Welcome to a new world, where the debate over the science of global warming is over, but the hard work of combating it-with only a very limited window of opportunity-is only just beginning. We have to act quickly. According to new studies published last March in the respected journal Science, warming temperatures are likely to cause a catastrophic, long-term meltdown on the roof of the world in Greenland and in Antarctica. Scientists say we have a decade at most to reduce our emissions and avoid a nightmare scenario that would flood not only below-sea-level New Orleans, but also much of south Florida and the Outer Banks of North Carolina, as well as the California coast.
The average global temperature, according to the international climate scientists banded together in the UN's Intergovernmental Panel on Climate Change (IPCC) will rise by three to 10 degrees Fahrenheit by the end of this century.
The public is only beginning to wake up to the reality of climate change. A record 57 percent of Americans, according to the most recent Gallup Poll, now believe that climate change is underway, but only 36 percent say they worry about it "a great deal." Worse, an ABC/Time/Stanford University poll reveals that 64 percent think there's "a lot of disagreement" among climate scientists on the reality of global warming, when there's actually a near total consensus. According to a Science essay by Naomi Oreskes, 935 peer-reviewed papers on global warming appeared from 1993 to 2005 and, of 700 that dealt with modern climate change, none challenged the consensus that humans were causing global warming. Another 54 percent of poll respondents think climate change is "a problem for the future," versus only 44 percent who think it's already a serious problem.
A team of researchers reported in the journal Nature that, unless the world is getting half its energy from non-carbon sources by 2018, we will see an inevitable doubling-and possible tripling-of atmospheric carbon levels later this century. Another study, published in Science, called for a Manhattan-type crash project to develop renewable energy. Using conservative estimates of future energy use, they found that within 50 years, humanity will need to be generating at least three times more energy from non-carbon sources than the world currently produces from fossil fuels to avoid climate disaster.

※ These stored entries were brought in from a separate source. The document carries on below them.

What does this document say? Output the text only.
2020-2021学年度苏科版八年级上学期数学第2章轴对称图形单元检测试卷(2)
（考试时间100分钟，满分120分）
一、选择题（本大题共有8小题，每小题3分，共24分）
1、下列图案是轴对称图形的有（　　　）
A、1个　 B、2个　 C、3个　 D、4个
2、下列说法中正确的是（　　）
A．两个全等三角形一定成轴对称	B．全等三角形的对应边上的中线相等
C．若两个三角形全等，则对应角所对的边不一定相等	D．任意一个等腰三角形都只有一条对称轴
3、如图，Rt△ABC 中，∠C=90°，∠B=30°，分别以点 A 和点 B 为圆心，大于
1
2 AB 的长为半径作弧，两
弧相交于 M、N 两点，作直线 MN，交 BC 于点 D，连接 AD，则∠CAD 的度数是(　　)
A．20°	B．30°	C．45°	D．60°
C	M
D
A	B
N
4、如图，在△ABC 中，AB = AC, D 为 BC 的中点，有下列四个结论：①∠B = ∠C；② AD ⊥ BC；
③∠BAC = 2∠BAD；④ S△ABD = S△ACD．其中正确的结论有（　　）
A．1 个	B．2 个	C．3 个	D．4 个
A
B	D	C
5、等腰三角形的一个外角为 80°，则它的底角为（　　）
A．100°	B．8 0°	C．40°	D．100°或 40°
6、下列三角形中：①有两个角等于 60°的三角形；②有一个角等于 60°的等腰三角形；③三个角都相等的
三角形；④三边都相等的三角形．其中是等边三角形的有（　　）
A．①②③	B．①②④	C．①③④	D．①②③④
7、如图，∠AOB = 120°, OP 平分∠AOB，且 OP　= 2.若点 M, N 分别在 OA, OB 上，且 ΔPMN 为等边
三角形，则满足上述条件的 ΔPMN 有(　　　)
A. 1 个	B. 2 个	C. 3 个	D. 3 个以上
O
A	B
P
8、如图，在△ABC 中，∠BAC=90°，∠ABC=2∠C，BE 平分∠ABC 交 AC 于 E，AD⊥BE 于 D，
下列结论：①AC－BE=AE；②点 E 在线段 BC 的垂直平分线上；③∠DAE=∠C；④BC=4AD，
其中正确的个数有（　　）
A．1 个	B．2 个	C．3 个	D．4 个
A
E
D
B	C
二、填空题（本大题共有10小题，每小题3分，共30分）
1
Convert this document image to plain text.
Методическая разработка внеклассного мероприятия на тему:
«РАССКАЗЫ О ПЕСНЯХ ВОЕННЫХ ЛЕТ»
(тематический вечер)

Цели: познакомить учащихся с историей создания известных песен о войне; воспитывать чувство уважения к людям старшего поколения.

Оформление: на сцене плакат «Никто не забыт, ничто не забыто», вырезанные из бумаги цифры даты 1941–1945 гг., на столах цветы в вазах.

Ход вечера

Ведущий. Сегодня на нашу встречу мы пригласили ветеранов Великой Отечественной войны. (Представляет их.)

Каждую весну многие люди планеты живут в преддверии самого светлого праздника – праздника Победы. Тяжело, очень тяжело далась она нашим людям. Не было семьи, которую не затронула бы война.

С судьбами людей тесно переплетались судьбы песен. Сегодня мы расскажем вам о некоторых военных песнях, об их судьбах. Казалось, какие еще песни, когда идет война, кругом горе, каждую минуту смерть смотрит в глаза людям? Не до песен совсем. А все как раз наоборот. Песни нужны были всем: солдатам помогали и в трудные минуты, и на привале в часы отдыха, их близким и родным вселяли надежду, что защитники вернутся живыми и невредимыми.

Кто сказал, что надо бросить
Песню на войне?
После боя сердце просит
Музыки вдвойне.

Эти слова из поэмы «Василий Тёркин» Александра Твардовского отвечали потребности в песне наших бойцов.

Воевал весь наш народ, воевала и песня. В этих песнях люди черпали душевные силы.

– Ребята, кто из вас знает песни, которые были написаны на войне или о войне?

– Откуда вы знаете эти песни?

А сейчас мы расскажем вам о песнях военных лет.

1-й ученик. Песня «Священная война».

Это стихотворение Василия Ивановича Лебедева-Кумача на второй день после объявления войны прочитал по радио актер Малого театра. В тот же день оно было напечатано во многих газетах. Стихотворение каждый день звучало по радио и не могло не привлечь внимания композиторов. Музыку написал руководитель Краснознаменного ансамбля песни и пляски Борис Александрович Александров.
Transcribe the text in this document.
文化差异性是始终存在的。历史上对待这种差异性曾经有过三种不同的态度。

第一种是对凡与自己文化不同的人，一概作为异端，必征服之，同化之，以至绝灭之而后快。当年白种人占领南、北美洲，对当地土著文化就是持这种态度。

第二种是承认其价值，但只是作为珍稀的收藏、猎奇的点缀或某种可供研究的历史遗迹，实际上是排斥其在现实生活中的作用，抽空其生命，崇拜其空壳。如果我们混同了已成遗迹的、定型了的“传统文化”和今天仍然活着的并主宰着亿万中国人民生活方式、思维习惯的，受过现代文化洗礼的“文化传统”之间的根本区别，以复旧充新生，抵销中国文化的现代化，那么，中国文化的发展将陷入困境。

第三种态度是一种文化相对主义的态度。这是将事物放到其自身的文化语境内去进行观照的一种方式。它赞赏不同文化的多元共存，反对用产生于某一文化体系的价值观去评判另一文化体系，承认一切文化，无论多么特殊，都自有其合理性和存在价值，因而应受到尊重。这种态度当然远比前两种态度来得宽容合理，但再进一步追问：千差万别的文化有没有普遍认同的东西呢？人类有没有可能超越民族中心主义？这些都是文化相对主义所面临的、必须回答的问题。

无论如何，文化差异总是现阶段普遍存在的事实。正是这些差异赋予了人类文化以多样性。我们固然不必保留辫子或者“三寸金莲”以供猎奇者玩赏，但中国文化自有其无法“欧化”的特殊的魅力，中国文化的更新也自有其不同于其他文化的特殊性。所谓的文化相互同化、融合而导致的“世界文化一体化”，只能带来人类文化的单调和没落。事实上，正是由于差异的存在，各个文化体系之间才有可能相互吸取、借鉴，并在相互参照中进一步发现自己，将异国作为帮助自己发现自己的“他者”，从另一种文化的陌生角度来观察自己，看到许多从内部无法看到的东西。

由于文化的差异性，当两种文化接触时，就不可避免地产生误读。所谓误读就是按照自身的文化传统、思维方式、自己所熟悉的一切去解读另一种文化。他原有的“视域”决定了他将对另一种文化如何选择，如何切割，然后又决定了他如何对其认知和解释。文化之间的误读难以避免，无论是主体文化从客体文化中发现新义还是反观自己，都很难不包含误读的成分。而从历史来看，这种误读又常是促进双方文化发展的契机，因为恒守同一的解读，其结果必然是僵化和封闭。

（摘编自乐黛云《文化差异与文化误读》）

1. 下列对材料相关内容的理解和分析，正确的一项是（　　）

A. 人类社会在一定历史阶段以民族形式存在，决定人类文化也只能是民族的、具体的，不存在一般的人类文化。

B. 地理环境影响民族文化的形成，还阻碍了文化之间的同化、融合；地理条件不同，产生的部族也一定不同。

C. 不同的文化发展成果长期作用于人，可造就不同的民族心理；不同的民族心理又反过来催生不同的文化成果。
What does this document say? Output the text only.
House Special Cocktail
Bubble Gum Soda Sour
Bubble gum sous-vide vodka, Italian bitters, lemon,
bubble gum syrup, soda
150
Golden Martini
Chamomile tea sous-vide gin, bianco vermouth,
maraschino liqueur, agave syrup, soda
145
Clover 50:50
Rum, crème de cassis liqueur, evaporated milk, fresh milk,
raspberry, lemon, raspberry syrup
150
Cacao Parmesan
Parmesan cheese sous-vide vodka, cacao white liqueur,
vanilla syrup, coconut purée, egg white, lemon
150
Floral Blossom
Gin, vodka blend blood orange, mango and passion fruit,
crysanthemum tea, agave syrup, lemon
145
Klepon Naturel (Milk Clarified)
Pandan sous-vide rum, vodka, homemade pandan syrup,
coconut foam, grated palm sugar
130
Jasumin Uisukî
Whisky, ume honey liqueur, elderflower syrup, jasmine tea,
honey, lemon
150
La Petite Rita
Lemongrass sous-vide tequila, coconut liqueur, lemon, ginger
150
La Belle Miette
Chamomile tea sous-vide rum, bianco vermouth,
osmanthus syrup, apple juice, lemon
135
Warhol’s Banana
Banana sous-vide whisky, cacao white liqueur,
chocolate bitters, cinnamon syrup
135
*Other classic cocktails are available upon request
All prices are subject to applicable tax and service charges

Despite the refusal by Australia and the U.S. to ratify the international Kyoto Accords, they have gone into effect, adopted by 55 industrialized nations (responsible for 55 percent of global emissions). The Kyoto signatories have pledged to cut six key greenhouse gases to 5.2 percent below 1990 levels by 2012. It probably won't be enough, since some climate scientists say that a far more dramatic 60 percent cut is needed to avoid the worst effects of global warming.